Subscription 790/year or 190/quarter

Mimetic desire and violence

PSYCHOLOGY / How has a thoroughly pessimistic view of humanity arisen? That man must be fundamentally sinful is a cornerstone of Western thinking. Or?




(THIS ARTICLE IS MACHINE TRANSLATED by Google from Norwegian)

The Clash of the Civilizations – political polarization and war. These phenomena are usually referred to as that differences between people leads to conflict. René Girard (1923–2015), on the other hand, believed that similarities are the root of conflict. The word rival originally denoted people who live on opposite sides of the same river and fight over it. The parties must compete since they desire the same object, but the object is often limited in number or quantity. This is how conflict arises between friends, lovers, groups and nations.

Girard has recently gained increased popularity. His main work The scapegoat (1982) was translated into Norwegian in 2020, and Lena Lindgren won the Brage prize in 2021 for Ekko – an essay on algorithms and desire, where Girard's influence on technology investor Peter Thiel was a key element. Thiel was a student of Girard and is said to have been inspired by his mimetic theory to his financial success.

This publication constitutes another step towards the popularization of Girard. Many of the texts in the edition have not previously been translated into English, and they have been selected to give the widest possible impression of Girard's artwork. The publication also brings out more personal aspects of the thinker, such as his conversion to Christianity and his megalomaniacal personality.

© Eduardo Moreno. See also Orientering

The other desires

Girard sees himself as an extension of thinkers such as Marx, Freud and Nietzsche. For all these thinkers, the truth about human actions and motives was reducible to a few, exhaustive variables. For Marx, social conditions were understood through an under-
search for who had control over the means of production. For Freud, man's conscious life and thinking can be understood in the interaction between the conscious and the subconscious. And Nietzsche thought that all things are motivated by a 'will to power'. In contrast, Girard thought he had found something more fundamental to explain conflicts, relationships and psychopathologies: mimetic desire.

Mimetic desire denotes the way in which human affects, desires and thoughts originate in imitation, mimesis. We learn to desire through what others desire. We desire an object or an experience because we observe that others desire them. That is to say, according to Girard, we do not have an inherent, natural desire, such as Freud, among others, envisioned with the sex drive, libido.
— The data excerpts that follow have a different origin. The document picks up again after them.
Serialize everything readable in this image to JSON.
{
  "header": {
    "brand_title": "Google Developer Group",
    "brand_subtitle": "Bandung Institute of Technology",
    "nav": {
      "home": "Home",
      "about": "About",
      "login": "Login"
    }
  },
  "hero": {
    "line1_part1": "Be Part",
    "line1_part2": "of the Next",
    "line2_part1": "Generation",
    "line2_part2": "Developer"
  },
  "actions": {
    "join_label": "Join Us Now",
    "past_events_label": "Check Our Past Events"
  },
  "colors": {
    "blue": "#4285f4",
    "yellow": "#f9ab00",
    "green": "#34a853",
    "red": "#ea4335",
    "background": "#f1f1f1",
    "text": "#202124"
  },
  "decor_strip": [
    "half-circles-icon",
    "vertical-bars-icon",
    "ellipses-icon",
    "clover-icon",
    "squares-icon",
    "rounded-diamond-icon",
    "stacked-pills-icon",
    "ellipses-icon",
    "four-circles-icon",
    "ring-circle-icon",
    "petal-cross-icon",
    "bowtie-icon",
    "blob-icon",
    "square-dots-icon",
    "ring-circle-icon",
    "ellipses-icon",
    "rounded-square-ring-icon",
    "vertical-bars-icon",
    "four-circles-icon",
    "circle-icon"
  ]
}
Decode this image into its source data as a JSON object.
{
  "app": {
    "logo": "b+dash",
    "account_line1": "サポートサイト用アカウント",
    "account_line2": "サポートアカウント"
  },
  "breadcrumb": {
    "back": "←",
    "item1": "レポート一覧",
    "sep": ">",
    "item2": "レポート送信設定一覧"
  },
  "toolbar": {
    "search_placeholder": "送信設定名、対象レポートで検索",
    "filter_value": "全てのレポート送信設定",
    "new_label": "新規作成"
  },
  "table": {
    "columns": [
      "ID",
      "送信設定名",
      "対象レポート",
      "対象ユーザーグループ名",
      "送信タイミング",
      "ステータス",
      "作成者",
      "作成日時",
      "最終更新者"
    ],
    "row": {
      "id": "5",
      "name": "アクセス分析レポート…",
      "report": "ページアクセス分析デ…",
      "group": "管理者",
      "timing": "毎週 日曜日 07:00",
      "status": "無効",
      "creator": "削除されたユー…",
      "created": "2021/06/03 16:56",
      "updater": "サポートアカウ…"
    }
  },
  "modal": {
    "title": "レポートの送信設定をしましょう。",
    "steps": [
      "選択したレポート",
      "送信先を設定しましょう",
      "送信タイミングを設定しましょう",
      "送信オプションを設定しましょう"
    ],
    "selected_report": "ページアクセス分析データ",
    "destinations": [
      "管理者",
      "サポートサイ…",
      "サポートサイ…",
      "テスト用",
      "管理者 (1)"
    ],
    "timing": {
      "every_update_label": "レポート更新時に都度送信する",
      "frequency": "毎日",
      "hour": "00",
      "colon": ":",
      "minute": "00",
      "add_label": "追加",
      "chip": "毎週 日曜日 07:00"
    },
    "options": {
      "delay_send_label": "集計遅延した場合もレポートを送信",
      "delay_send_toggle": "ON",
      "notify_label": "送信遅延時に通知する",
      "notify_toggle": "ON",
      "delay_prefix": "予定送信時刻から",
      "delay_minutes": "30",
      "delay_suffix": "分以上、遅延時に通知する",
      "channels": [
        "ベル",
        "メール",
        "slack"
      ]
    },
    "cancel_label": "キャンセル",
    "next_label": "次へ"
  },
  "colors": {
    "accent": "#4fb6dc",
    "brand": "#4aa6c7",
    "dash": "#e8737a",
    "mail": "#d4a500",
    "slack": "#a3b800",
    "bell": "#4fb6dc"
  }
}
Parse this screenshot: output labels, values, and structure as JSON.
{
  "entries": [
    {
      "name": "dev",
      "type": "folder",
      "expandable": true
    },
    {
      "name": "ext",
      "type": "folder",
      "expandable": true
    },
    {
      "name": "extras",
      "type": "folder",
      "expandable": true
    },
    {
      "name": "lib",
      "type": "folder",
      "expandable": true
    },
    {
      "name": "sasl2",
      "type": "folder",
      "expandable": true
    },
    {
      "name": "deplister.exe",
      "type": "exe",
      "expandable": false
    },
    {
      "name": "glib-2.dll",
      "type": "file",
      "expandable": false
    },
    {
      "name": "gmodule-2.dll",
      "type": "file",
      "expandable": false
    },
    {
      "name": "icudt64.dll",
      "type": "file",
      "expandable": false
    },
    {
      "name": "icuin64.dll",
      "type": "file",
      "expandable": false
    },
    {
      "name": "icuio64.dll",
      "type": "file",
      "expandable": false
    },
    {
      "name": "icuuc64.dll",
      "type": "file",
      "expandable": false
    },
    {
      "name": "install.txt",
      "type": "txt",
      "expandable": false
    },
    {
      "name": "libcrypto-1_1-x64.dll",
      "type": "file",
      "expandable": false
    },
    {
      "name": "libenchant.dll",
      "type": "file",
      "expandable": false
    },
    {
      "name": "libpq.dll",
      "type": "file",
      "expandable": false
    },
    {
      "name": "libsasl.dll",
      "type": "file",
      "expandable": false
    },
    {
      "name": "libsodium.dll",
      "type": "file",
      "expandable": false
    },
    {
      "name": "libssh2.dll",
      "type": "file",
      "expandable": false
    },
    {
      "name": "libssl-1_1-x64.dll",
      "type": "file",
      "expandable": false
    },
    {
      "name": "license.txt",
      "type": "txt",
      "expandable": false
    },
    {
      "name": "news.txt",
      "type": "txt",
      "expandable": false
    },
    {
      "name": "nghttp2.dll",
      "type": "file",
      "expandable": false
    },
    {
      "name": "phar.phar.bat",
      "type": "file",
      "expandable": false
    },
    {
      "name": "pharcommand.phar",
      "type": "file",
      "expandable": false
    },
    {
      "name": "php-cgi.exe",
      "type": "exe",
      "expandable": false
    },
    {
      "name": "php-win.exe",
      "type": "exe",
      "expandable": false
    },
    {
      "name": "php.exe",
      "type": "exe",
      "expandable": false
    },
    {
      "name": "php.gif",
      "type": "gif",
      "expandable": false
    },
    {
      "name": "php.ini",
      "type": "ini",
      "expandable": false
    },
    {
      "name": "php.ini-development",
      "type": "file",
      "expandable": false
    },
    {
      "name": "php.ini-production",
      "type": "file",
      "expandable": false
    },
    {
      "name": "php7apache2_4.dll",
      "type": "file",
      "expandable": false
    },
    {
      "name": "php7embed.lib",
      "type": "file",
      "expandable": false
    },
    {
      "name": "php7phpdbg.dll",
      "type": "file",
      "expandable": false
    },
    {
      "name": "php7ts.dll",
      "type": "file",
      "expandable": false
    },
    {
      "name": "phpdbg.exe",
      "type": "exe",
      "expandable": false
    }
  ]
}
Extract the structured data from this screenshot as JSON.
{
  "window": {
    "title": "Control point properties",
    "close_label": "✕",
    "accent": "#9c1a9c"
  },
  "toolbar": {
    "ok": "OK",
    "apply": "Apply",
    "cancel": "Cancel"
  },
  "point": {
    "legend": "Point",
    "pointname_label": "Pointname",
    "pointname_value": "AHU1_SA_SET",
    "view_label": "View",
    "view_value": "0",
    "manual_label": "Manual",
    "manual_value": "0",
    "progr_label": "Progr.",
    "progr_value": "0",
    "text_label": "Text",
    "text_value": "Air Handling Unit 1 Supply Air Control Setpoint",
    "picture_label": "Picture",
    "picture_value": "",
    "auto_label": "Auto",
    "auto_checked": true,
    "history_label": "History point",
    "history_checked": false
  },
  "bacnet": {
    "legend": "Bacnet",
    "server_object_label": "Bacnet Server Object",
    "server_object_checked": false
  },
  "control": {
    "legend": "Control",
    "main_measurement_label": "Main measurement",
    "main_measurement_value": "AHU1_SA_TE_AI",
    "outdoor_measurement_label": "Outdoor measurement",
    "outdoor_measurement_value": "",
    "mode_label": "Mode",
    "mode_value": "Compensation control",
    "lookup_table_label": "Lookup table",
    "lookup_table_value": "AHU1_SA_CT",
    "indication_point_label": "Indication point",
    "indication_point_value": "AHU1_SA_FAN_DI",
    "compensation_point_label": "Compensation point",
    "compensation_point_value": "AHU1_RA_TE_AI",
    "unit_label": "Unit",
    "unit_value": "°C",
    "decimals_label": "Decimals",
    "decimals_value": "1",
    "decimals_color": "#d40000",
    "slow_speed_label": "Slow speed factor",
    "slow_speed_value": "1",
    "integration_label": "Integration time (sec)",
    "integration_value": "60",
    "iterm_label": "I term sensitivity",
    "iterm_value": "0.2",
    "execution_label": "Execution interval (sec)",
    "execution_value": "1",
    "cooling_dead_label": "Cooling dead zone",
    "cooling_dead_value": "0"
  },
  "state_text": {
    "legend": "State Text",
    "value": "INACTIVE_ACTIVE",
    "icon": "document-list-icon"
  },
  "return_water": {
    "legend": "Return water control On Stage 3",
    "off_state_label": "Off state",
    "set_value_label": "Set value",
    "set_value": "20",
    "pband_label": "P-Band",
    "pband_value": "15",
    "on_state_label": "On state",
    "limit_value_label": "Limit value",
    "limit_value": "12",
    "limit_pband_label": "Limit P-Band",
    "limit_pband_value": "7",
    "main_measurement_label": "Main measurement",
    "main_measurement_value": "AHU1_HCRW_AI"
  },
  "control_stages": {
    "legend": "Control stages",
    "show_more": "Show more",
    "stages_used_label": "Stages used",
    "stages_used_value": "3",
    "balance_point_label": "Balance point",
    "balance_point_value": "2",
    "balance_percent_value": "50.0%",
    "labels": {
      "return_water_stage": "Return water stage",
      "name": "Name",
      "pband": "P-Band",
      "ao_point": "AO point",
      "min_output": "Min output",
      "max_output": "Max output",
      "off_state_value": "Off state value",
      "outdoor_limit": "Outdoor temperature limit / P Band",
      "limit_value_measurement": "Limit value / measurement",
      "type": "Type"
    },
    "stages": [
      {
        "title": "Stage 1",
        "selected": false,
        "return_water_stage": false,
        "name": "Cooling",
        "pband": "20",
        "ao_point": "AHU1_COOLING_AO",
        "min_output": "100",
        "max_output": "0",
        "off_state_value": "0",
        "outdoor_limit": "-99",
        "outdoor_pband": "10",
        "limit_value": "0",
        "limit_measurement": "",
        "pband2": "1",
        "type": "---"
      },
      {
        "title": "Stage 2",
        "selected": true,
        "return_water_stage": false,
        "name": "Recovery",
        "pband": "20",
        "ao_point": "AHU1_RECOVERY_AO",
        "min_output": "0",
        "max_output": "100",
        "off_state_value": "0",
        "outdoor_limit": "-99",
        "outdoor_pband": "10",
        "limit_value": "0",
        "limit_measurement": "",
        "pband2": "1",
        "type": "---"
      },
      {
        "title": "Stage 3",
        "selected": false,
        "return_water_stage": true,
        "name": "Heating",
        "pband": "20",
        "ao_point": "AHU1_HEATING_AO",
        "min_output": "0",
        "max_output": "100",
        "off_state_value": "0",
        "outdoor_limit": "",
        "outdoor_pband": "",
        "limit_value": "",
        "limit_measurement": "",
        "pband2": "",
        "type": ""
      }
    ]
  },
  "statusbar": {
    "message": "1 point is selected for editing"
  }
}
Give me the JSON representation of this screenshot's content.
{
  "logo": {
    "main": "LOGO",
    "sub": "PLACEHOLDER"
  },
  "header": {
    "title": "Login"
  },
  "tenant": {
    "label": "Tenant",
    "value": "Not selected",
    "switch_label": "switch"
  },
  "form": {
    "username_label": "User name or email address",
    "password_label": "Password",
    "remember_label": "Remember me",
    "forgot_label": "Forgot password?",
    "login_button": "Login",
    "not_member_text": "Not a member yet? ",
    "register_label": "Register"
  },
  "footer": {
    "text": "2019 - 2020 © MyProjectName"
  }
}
Rather, we learn to desire from our parents and the communities we are a part of.

We desire an object or an experience because we observe that others desire them.

Girard's theory is therefore largely an attack on the romantic and neoliberal idea of ​​the individual as a self-sufficient and independent monad with natural desires. We are constantly being shaped and helping to shape each other. To believe that we can be disconnected from mimesis, he calls "the romantic lie".

Nevertheless, Girard does not claim that one should abandon any concept of individuality. His criticism is primarily directed at the notion of the individual as a self-sufficient, original quantity. Against this, Girard proposes that the original size is society and the mass, while the individual first takes shape when he separates himself from the mass. Girard believes that very few people are capable of this, since we often feel the strongest convictions when we are most under the influence of others.

Christianity and the outcasts

These are not Girard's own claims, but something he believes that Jesus himself was crucified for. Jesus accused the masses of their mimetic lust and sought to defend the outcasts. Girard also wants to highlight society's and cultures' violence against the innocent. Defending the innocent from the violence of the masses is the central Christian project according to Girard, since Jesus himself – and therefore possibly anyone – can be such an innocent. Girard therefore considers himself a Christian thinker who builds on insights from Paul and Augustine. He has even been called 'the Hegel of Christianity'.

Jesus accused the masses of their mimetic lust and sought to defend the outcasts.

Girard converted to Christianity while writing his first book. In the current edition, he writes that he did not become a Christian by reading the Bible, but by reading Proust, Flaubert, Dostoevsky and Stendhal. From these authors, Girard learned that desire leads to death, which constitutes a religious experience—a conversion.

Violence

Through the texts, Girard maintains the significance of the Judeo-Christian opposition to desire's mimetic origins and violent consequences. Instead of returning violence with violence, Christ preaches that one should let one's rival have his way (a not so popular thing to say apropos Ukraine...). Nevertheless, Girard notes today's contradictory situation: We live in a world that is far more peaceful than before, but much of this is thanks to our unprecedented ability to destroy it with weapons of mass destruction. Therefore, the world often requires us to engage in a form of 'Satan's game', where violence is kept at bay through violence to preserve peace.

Girard nevertheless maintains an insistent skepticism against all forms of self-justifying violence. This aspect presented in the book – while absolutely fundamental – is also often overlooked in popular accounts of Girard, including that done by Lindgren and others in recent times.